From the November 26, 2012 issue of Newsweek - - Everyday Armageddon by David Cay Johnston.  The article discusses the idea that disasters far greater than Sandy loom unless we move fast to fix a badly broken public and private infrastructure system.  We in this case is primarily the engineering communities.

This is a list of 12 projects that Johnston outlined in the article:
  1. Accelerate replacement of natural gas pipelines.  During Sandy, leaking gas fueled hundreds of fires, including blazes that despite the torrential rains, reduced to ashes about 200 homes in the Breezy Point section of Queens and the New Jersey coastal town of Mantoloking.  Earlier this year, New Jersey Natural Gas chairman Lawrence M. Downes boasted to shareholders about this company's "rock-solid infrastructure."  But deep in his annual report's fine print was this scary fact: the company planned to slash pipeline spending, including maintenance, from $121 million this year to just $70 million in 2013.  Pipelines laid in open fields when Truman and Eisenhower were in the White House remain in use, their corroding shells running beneath or past schools, hospitals, and tot-lot parks.  When the steel walls fail, the tearing metal will spark, creating a zone of certain death hundreds of feet wide.
  2. Stop AT&T and Verizon from shutting down the old copper-wire telephone system, the only telecommunications that work when the electric grid goes down and cellphone-tower batteries run out of juice.  Maintaining even a partial system-akin to the old police communication boxes that let officers call in before they carried radios - could save lives during emergencies, including any future terrorist attacks.

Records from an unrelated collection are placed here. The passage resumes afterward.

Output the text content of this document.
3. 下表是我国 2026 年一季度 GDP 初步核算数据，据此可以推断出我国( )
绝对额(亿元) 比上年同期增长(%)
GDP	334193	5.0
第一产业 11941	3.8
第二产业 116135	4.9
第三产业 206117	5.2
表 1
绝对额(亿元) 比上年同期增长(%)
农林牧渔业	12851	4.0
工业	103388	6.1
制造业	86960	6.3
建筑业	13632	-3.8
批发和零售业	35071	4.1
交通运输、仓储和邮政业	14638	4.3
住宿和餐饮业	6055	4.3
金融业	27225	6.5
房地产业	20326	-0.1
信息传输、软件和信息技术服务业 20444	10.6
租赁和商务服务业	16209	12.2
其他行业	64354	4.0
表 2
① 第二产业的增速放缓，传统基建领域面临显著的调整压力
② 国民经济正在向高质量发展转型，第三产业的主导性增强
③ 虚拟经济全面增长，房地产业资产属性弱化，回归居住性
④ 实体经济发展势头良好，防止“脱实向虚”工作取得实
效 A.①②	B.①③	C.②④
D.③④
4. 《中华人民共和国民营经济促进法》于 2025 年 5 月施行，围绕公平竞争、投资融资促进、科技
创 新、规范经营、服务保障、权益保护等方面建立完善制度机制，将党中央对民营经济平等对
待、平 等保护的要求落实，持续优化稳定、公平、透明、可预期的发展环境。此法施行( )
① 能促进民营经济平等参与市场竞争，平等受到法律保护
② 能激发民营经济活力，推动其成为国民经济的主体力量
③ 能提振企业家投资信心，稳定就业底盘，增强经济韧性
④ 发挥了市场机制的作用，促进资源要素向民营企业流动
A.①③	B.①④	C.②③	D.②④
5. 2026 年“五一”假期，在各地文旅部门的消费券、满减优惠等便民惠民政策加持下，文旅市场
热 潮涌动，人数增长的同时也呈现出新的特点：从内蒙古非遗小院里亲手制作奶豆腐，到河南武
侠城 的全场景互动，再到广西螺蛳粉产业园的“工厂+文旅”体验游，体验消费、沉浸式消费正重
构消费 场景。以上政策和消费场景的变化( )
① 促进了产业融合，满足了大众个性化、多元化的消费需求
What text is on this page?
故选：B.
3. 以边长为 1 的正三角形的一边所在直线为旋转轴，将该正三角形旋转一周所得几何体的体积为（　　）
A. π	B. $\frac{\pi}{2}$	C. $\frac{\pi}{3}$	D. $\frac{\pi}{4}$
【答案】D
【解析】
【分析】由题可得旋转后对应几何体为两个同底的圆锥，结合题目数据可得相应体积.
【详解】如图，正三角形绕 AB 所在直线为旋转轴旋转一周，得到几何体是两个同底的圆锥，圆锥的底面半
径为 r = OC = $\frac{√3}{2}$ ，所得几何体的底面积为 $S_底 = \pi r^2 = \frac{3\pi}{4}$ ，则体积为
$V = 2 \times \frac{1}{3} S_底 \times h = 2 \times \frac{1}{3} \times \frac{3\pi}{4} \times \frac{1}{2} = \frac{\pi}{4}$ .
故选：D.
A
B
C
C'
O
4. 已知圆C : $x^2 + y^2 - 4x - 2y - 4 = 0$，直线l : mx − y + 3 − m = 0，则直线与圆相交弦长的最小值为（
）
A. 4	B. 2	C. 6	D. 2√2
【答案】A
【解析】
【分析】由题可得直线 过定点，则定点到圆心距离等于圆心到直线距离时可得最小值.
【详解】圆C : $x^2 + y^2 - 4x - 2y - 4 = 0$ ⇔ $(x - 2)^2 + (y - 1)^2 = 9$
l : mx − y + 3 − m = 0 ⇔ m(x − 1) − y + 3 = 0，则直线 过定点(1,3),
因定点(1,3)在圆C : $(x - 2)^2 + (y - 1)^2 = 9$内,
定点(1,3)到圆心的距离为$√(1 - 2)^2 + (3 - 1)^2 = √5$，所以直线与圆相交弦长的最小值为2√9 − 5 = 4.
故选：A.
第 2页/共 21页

  3. Demand that electric utilities replace power poles as they wear out and maintain equipment, especially changing oils in large transformers before they congeal and stick, to reduce long-term costs.  And hire more utility workers.  When utilities keep enough staff on hand to maintain systems, taxpayers will not need to fly linemen and cherry pickers in military cargo planes from California to New York.
  4. Increase tree trimming to prevent downed electrical lines during storms, and move more lines underground to make the electric grid more reliable.
  5. Promote smaller grids instead of the vast multistate grids now being developed that can throw tens of millions of people into darkness because of one mistake or even one fallen tree limb.
  6. Develop a 10-year plan to tear down, rebuild, or strengthen every dam rated risky by the civil-engineering society before a combination of heavy rains and hubris give us a deadly, unnecessary remake of the 1889 Johnstown flood.
  7. Replace within a decade every large water, and sewer main past its predicted life, with an emphasis on the largest pipes - some of which are nine feet across and operate at pressures of 80 pounds per square inch.  Water mains break at the rate of nearly 800 per day. 
  8. Place big warning signs on every highway bridge, advising motorists of when the structure should have have been rebuilt or replaced, and when, if ever, work is scheduled to begin.
  9. Invest in riprap seawalls that extend perpendicular from the shoreline into the sea.  These structures capture drifting sand and build up and maintain sand dunes, and the vegetation that holds them in place.  With seawalls, the natural flow of sand in the water turns narrow coastal beaches into wide stretches that reduce damage to barrier islands and the waterfront communities during hurricanes.
  10. Replace rail lines running through marshlands, like the NJ Transit lines feeding into Manhattan, with elevated structures.  This would limit commuter service disruption after future storms, and allow for more natural flows of water and life nature's nurseries.
  11. Rebuild marshes and other natural barriers, like oyster reefs, that absorb the shock of storms; these barriers have been ravaged by development in the last two centuries.
  12. Require detailed emergency plans by natural-gas, electric, water, and telecommunications utilities as a condition of keeping their licences.  And make sure these plans are publicly available and the subject of biannual public hearings in each town to create public awareness of the dangers and what is being done to minimize them.